Fig. 4.. Increased circulating autoreactive CRYAB-specific cells in MS-Nat.

(A) Number of interferon γ (IFNγ; top graphs) and interleukin-17A (IL-17A; bottom graphs) spot-forming units (SFUs) in a FluoroSpot assay after NB negative control, CRYAB, and EBNA1 stimulations. SFUs <1 are plotted as 1. Boxes represent median ± IQR. Statistical significance was calculated with a nonparametric, two-tailed Kruskal-Wallis test with Dunn’s multiple comparison test. Each group was compared with every other group, and P values are indicated where significant. *P < 0.05; **P < 0.01; ***P < 0.001; ****P < 0.0001. CMV, cytomegalovirus; MS-Un, untreated pwMS; MS-Nat, natalizumab-treated pwMS; HC, healthy control; OND, other neurological disease controls. (B) Correlation matrix of individual’s responses to the different stimulations [based on the data in (A)]. r and P values were calculated using nonparametric Spearman correlation with Holm-Sidak correction for multiple comparisons. Each comparison’s r value is written in the corresponding cell. P values are denoted when significant. *P < 0.05; **P < 0.01; ****P < 0.0001.

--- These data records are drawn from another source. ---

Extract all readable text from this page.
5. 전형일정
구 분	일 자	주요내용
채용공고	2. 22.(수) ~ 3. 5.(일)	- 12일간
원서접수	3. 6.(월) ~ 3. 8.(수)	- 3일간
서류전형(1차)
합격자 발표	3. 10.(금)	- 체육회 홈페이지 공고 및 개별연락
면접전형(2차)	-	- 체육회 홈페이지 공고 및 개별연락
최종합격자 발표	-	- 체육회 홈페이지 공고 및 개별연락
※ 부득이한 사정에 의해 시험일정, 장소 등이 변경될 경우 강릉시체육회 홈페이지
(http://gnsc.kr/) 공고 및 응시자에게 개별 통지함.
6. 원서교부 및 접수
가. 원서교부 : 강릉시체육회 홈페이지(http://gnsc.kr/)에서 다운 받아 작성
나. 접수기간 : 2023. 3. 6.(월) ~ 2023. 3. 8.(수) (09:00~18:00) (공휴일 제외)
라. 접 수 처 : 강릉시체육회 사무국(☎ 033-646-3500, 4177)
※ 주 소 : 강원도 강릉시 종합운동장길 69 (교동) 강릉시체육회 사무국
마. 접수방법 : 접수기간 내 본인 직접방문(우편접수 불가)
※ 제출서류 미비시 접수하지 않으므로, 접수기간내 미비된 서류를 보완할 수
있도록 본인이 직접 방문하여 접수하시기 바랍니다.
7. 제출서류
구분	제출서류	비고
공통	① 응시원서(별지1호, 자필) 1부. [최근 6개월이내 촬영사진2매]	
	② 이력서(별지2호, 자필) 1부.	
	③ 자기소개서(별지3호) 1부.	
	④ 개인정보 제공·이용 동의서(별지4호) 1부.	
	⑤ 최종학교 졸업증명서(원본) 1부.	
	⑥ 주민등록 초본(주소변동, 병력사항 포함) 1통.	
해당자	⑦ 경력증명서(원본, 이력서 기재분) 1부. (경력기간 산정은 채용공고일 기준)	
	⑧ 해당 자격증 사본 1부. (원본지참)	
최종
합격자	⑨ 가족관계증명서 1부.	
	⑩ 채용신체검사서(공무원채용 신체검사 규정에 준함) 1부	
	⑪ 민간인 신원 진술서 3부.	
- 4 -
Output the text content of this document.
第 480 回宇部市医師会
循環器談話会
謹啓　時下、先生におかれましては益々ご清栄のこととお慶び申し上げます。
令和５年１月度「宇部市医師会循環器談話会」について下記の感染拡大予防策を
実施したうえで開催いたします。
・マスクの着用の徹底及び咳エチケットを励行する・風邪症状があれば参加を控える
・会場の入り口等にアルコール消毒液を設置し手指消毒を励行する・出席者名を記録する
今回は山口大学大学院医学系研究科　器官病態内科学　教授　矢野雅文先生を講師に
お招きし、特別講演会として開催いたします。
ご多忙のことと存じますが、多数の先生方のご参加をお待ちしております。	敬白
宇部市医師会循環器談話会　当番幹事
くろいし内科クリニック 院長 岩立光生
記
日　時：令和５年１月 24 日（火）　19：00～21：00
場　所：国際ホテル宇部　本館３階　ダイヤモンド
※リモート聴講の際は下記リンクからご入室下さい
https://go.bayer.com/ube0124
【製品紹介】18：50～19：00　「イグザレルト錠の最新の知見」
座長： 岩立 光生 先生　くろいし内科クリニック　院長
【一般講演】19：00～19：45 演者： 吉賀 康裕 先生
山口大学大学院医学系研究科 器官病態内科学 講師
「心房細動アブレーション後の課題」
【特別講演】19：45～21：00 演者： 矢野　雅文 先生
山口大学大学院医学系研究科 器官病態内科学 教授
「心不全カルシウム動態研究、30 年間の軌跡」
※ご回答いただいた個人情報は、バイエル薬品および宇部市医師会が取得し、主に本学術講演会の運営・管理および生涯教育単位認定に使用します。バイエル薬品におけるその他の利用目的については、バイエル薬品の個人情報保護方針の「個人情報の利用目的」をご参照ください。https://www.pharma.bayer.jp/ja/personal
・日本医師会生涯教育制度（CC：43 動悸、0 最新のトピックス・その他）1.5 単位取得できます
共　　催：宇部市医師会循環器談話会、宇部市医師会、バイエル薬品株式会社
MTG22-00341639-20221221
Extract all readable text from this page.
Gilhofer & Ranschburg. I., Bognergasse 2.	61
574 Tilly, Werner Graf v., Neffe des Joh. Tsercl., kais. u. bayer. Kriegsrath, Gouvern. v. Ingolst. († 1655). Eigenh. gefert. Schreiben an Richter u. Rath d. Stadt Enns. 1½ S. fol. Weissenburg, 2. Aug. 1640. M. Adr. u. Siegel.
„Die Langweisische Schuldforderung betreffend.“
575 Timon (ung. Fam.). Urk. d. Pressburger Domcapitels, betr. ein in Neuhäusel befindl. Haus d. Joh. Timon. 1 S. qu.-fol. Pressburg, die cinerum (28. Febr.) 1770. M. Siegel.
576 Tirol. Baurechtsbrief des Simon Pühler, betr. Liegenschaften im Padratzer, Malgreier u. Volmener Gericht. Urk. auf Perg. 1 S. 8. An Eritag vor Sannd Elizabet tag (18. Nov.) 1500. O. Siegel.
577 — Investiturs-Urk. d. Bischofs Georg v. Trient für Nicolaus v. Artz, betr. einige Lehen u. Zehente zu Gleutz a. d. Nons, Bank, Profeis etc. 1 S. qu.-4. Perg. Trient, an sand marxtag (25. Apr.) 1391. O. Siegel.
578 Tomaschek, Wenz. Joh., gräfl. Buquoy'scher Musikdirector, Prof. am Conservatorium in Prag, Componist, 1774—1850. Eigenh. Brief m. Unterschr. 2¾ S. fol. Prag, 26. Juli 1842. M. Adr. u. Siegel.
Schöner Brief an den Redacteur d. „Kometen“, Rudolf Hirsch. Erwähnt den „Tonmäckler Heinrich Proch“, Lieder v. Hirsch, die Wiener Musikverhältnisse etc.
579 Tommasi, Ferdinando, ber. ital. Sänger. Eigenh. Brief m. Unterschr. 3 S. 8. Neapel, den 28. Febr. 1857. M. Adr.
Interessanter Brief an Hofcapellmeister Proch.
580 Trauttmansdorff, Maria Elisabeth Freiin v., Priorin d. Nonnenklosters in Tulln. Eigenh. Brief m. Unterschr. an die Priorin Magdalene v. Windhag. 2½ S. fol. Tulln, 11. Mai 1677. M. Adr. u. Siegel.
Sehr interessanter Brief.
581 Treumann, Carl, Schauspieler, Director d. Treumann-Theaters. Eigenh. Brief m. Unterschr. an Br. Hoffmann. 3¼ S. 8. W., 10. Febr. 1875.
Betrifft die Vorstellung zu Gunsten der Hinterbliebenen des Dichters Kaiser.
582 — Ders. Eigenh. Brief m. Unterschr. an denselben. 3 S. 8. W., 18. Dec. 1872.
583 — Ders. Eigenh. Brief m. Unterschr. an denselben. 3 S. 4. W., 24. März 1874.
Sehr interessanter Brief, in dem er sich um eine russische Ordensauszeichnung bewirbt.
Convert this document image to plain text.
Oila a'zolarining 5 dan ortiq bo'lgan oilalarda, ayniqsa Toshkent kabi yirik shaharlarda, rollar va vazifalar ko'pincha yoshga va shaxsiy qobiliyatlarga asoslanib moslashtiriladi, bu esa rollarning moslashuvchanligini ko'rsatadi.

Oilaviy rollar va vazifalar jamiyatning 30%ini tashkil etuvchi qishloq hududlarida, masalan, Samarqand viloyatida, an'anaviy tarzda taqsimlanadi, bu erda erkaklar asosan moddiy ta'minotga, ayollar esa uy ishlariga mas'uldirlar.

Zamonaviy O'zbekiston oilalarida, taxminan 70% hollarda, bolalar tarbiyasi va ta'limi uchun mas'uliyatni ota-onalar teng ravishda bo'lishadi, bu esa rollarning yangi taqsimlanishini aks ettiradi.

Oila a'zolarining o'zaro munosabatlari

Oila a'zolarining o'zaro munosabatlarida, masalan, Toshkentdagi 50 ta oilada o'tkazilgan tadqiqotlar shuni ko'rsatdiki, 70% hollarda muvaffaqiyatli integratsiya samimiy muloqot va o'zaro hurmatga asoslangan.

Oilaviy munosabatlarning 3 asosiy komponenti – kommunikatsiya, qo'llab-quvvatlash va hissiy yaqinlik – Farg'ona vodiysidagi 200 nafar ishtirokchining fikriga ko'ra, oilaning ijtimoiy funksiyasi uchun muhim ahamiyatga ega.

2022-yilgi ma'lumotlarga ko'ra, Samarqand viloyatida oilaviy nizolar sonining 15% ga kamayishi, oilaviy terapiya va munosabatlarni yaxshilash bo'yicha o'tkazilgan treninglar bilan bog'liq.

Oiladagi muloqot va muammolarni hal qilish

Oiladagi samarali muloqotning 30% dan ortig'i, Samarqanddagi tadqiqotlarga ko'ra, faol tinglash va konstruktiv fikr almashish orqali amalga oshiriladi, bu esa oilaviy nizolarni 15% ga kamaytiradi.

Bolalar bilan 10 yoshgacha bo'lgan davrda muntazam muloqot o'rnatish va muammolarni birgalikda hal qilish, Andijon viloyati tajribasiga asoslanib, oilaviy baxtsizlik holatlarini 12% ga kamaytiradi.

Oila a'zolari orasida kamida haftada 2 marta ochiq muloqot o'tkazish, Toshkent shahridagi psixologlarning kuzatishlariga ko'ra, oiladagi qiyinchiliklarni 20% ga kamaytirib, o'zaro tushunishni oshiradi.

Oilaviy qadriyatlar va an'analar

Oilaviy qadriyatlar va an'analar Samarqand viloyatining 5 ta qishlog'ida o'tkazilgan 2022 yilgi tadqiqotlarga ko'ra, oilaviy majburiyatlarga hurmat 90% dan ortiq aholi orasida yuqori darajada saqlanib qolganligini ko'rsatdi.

Fig. 5.. Characterization of CRYAB-responsive T cells.

Spectral flow cytometry analysis of antigen-stimulated peripheral blood mononuclear cells (PBMCs) in a representative subcohort of the complete PBMC cohort presented in Fig. 4: HC (n = 9), MS-Un (n = 20), and MS-Nat (n = 14). (A) Bulk populations of lymphocyte subsets, based on NB-stimulated cells [negative control (NC) stimulation]. P values were calculated using a Kruskal-Wallis test with Dunn’s correction for multiple comparisons. T_reg, regulatory T cell. (B) Representative plots for intracellular cytokine staining (ICS). (C) ICS of antigen bead-stimulated CD4⁺ and CD8⁺ T cells. All values presented are individually background adjusted (subtraction of NC-stimulated results). P values were calculated using a two-tailed Mann-Whitney U test with Holm-Sidak correction for multiple comparisons. PMAi, phorbol 12-myristate 13-acetate and ionomycin. (D) Distribution of central memory (CM; CCR7⁺CD45RA⁻), effector memory (EM; CCR7⁻CD45RA⁻), terminally differentiated EM (TEMRA; CCR7⁻CD45RA⁺), and naïve (CCR7⁺CD45RA⁺) in the total bulk CD4⁺ compartment and EBNA1- and CRYAB-responsive IFNγ⁺ CD4⁺ T cell compartments. Bars and staples represent the mean and SEM, respectively. Full data are presented in fig. S11. (E) Correlation of IFNγ and tumor necrosis factor α (TNFα) responses to CMV, EBNA1, and CRYAB. Lines and P values denote the linear regression curve. *P < 0.05; **P < 0.01; ***P < 0.001; ****P < 0.0001.